The researchers found that this neurotoxic complex appears at far higher levels in Alzheimer's mouse models than in healthy animals. The complex drives a cascade of damage: synapse loss, mitochondrial dysfunction, and ultimately widespread neuronal death — all core features of Alzheimer's progression.
Breaking the Complex Apart
The team developed a compound called FP802, described as a "TwinF Interface Inhibitor." It works by binding to the precise contact surface — the "TwinF" interface — where TRPM4 and NMDA receptors connect. By occupying this docking point, FP802 prevents the two proteins from joining and effectively dissolves the toxic complex.
"Instead of targeting amyloid formation or removal, we are blocking a downstream cellular mechanism that can cause nerve cell death," Prof. Bading explained, highlighting how the approach differs fundamentally from existing Alzheimer's therapies like lecanemab and donanemab, which focus on clearing amyloid plaques from the brain.

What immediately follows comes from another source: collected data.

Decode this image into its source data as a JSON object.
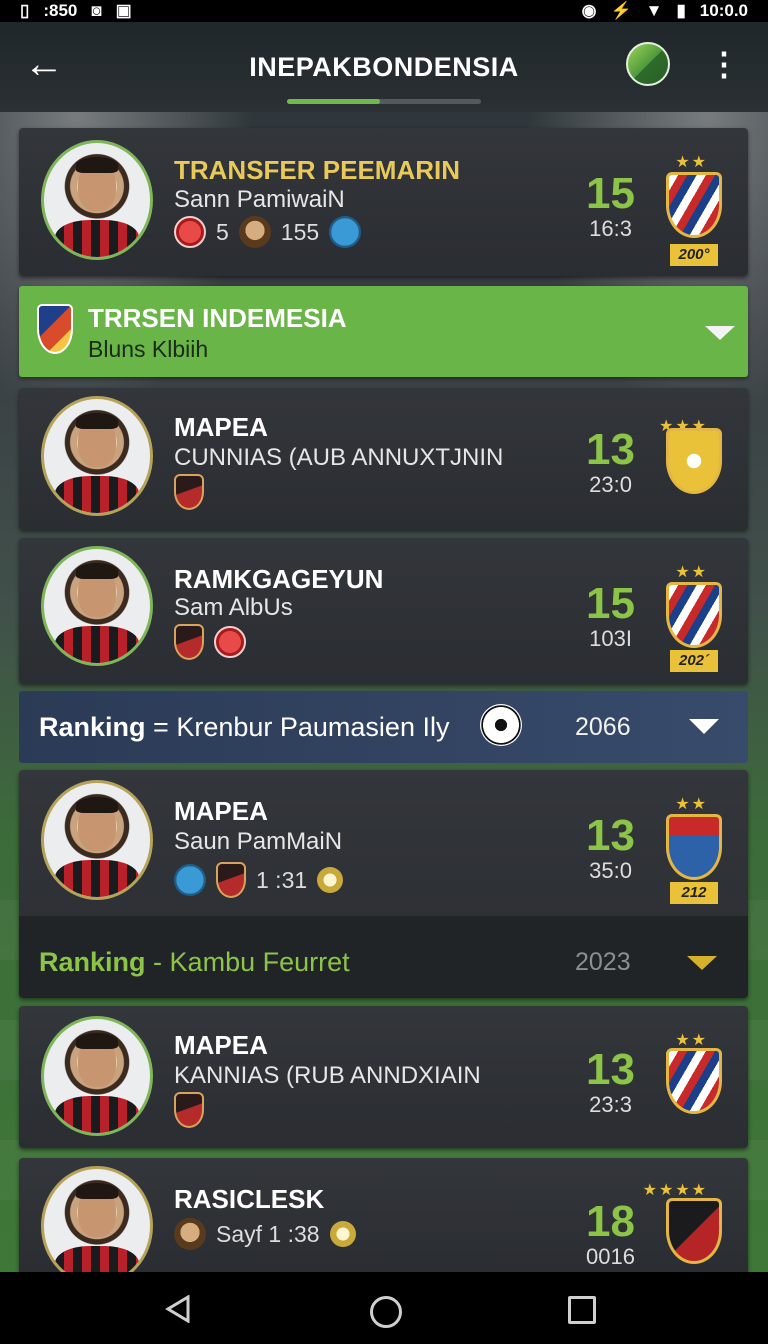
{
  "status": {
    "left_time": ":850",
    "right_time": "10:0.0"
  },
  "appbar": {
    "title": "INEPAKBONDENSIA",
    "back_icon": "arrow-left-icon",
    "progress_percent": 48
  },
  "cards": [
    {
      "name": "TRANSFER PEEMARIN",
      "club": "Sann PamiwaiN",
      "stat_a": "5",
      "stat_b": "155",
      "rating": "15",
      "sub": "16:3",
      "badge": "200°"
    },
    {
      "name": "MAPEA",
      "club": "CUNNIAS (AUB ANNUXTJNIN",
      "rating": "13",
      "sub": "23:0"
    },
    {
      "name": "RAMKGAGEYUN",
      "club": "Sam AlbUs",
      "rating": "15",
      "sub": "103I",
      "badge": "202´"
    },
    {
      "name": "MAPEA",
      "club": "Saun PamMaiN",
      "stat": "1 :31",
      "rating": "13",
      "sub": "35:0",
      "badge": "212"
    },
    {
      "name": "MAPEA",
      "club": "KANNIAS (RUB ANNDXIAIN",
      "rating": "13",
      "sub": "23:3"
    },
    {
      "name": "RASICLESK",
      "stat": "Sayf 1 :38",
      "rating": "18",
      "sub": "0016"
    }
  ],
  "section_green": {
    "title": "TRRSEN INDEMESIA",
    "subtitle": "Bluns Klbiih"
  },
  "section_blue": {
    "label": "Ranking",
    "sep": "=",
    "text": "Krenbur Paumasien Ily",
    "year": "2066"
  },
  "section_dark": {
    "label": "Ranking",
    "sep": "-",
    "text": "Kambu Feurret",
    "year": "2023"
  },
  "colors": {
    "accent_green": "#6ab547",
    "rating_green": "#8cc447",
    "gold": "#e9c23a"
  }
}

Striking Results in Alzheimer's Mice
Working with a well-established Alzheimer's mouse model (5xFAD), the team — in collaboration with researchers at Shandong University in China — observed dramatic results when animals were treated with FP802:
- Disease progression was markedly slowed
- Synapse loss was limited or absent
- Mitochondrial damage was significantly reduced
- Learning and memory abilities remained largely intact
- Beta-amyloid plaque formation dropped significantly
The amyloid reduction was particularly notable. By targeting the downstream death mechanism rather than amyloid directly, the researchers appear to have disrupted a feedback loop in which neuronal damage itself promotes further amyloid accumulation.

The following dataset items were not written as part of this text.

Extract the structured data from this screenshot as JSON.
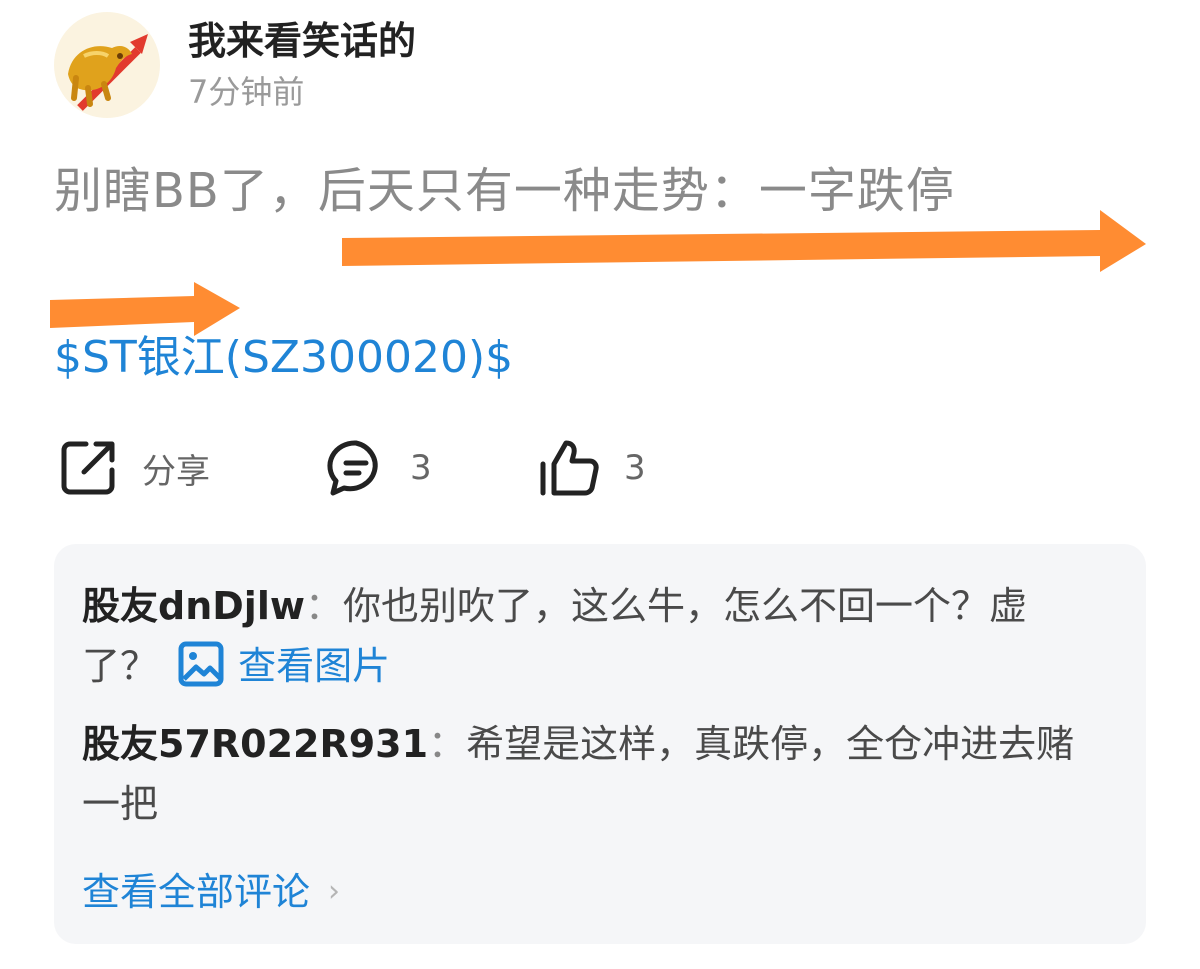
{
  "post": {
    "author": "我来看笑话的",
    "timestamp": "7分钟前",
    "text": "别瞎BB了，后天只有一种走势：一字跌停",
    "stock_link": "$ST银江(SZ300020)$"
  },
  "actions": {
    "share_label": "分享",
    "comment_count": "3",
    "like_count": "3"
  },
  "comments": [
    {
      "author": "股友dnDjlw",
      "separator": "：",
      "text": "你也别吹了，这么牛，怎么不回一个？虚了？",
      "image_link": "查看图片"
    },
    {
      "author": "股友57R022R931",
      "separator": "：",
      "text": "希望是这样，真跌停，全仓冲进去赌一把"
    }
  ],
  "view_all_label": "查看全部评论",
  "colors": {
    "link": "#1f84d6",
    "annotation_arrow": "#ff8c32",
    "comment_bg": "#f5f6f8"
  }
}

A New Therapeutic Paradigm
Current Alzheimer's treatments have produced only modest benefits. Anti-amyloid antibodies, while representing genuine progress, slow cognitive decline by roughly 25–35% and carry risks of brain swelling and bleeding. The Heidelberg approach targets a different point in the disease cascade entirely, suggesting it could complement existing therapies or offer an alternative for patients who don't respond to amyloid-targeting drugs.
The researchers believe this inhibitor could represent a broadly applicable strategy for neurodegenerative diseases beyond Alzheimer's, including ALS, where excitotoxic cell death also plays a role.
However, Prof. Bading cautions that clinical use remains years away. "Comprehensive pharmacological development, toxicological experiments, and clinical studies are needed to realize a possible application in humans," he said. Dr. Jing Yan, a key collaborator now at FundaMental Pharma, is working to advance the compound toward clinical development.
For the estimated 55 million people worldwide living with dementia — a number projected to nearly triple by 2050 — even a distant prospect of a genuinely new therapeutic approach offers reason for cautious optimism.